The canvassing team for 2012's Mainers United for Marriage, over the course of two years, helped to pioneer the values-based, persuasion-focused field effort.

In training, this information was often boiled down to five key concepts:

  1. Focus on shared, personal values, not rights and benefits or abstractions.
  2. Practice genuine curiosity – conversations work when we are really listening to voter concerns and what might be behind them, rather than planning our next thing to say.
  3. Digging is great, and pivoting is forbidden- the voter leads the conversation and we try to get underneath their concerns, not avoid them.
  4. Focus on real, lived experiences and real people – Stay away from hypotheticals, use real names, and probe the voter about people they really know.
  5. Sharing is a two-way street – be open, be empathetic, and be real about your own experiences and relationships.

As a rule of thumb in Maine, canvass leaders hoped the voter would be speaking and the canvasser listening for at least two-thirds of the conversations. Average conversations at the door lasted about seven minutes, and phone calls lasted just over five minutes. Conversations with supporters were used to reaffirm their support vocally but were much shorter than those with conflicted voters. Strongly opposed voters were not engaged in conversation. 

Check out video of one edited example of an at-the-door conversation:  

Key Lessons Learned

  • Volunteers must be encouraged about the benefits of engaging in personal  conversations about values: Many volunteers preferred to talk about rights and benefits. This is not surprising, since rights and benefits are often more comfortable for volunteers, especially for gay and lesbian volunteers who may feel vulnerable sharing emotional content with conflicted or opposed voters, and who were all too aware of the legal rights denied to them. Often the most progressive supporters felt strong connection to the rights-based discourse, even though these values may not align as well with conflicted voters.
  • Canvassing without a written script can be challenging and takes training: Before each volunteer canvass in Maine, organizers held trainings that ran 45 minutes or longer to acquaint canvassers with the questions on the script and allow them to practice asking probing questions.
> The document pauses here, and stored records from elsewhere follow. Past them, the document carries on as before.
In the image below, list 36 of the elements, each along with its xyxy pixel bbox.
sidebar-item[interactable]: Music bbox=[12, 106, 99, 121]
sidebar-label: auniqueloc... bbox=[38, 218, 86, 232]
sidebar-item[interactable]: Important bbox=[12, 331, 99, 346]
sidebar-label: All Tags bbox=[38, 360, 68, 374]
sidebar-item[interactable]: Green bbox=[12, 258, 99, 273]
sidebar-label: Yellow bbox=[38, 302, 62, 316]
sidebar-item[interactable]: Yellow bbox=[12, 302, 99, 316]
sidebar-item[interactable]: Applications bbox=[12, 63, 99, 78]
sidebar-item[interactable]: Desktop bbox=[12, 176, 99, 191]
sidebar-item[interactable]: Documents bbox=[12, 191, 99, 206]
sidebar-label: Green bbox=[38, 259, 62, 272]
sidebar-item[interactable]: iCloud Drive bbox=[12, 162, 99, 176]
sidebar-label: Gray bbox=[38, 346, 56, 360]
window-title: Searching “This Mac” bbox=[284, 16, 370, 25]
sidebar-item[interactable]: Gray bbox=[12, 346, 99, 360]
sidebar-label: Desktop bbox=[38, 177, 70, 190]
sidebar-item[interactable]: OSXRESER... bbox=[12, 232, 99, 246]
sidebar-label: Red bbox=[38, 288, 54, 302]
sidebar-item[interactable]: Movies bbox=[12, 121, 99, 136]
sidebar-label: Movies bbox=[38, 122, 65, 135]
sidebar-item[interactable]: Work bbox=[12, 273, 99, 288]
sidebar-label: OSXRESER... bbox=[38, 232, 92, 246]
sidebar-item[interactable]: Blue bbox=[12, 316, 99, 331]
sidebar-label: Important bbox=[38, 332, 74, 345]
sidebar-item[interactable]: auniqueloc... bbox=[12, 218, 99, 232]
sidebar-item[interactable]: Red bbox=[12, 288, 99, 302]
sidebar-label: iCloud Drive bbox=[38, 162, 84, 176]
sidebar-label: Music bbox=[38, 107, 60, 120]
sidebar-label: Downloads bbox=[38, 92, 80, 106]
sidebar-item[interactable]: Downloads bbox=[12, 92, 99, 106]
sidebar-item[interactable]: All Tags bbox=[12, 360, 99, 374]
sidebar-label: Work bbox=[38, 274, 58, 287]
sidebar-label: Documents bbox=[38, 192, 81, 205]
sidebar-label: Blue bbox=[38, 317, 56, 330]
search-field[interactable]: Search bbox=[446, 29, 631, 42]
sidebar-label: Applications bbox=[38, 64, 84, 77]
Even after this training, it often took canvassers several attempts to become comfortable asking personal questions of voters. 
  • Conversations take much longer than typical canvassing contacts: On average, Maine volunteers would have only four conversations in a door canvass shift and reach about two conflicted voters. On the phone the numbers were only slightly higher. Throughout the Maine campaign, organizers struggled to determine the most efficient conversation length, as open-ended questioning sometimes led to nonproductive conversations in which the voter felt comfortable sharing very long anecdotes or explanations.
  • Longer and challenging conversations led to increased expenses: In Maine the majority of persuasion conversations were conducted by paid staffers. The complicated and long nature of the conversations can make large-scale programs, volunteer or paid, expensive endeavors. 
  • High-quality, unscripted interactions strongly impact persuasion abilities: Long-form persuasion conversations were adopted as a strategy by 3 of the 4 marriage ballot campaigns in 2012. After the 2012 victories, organizers from labor, choice, and environmental campaigns have reached out to marriage organizers and asked to share scripting. Many other issue and candidate campaigns have adopted longer-form conversations, and this has become standard practice for many campaigns. 

A final note: some may have read about a tainted study that had highlighted the efficacy of in-depth conversation efforts.  No doubt, it was very frustrating to see a detailed and expensive study have to be discarded because of unscrupulous researchers. However, it’s crucial to note that it was the one study that was flawed – not the approach it aimed to test; the efficacy of this type of persuasion and approach has been proven again and again. There are downsides to it—much training, cost per conversation, etc.—but it has shown to be the most effective way to move people on marriage and other challenging issues.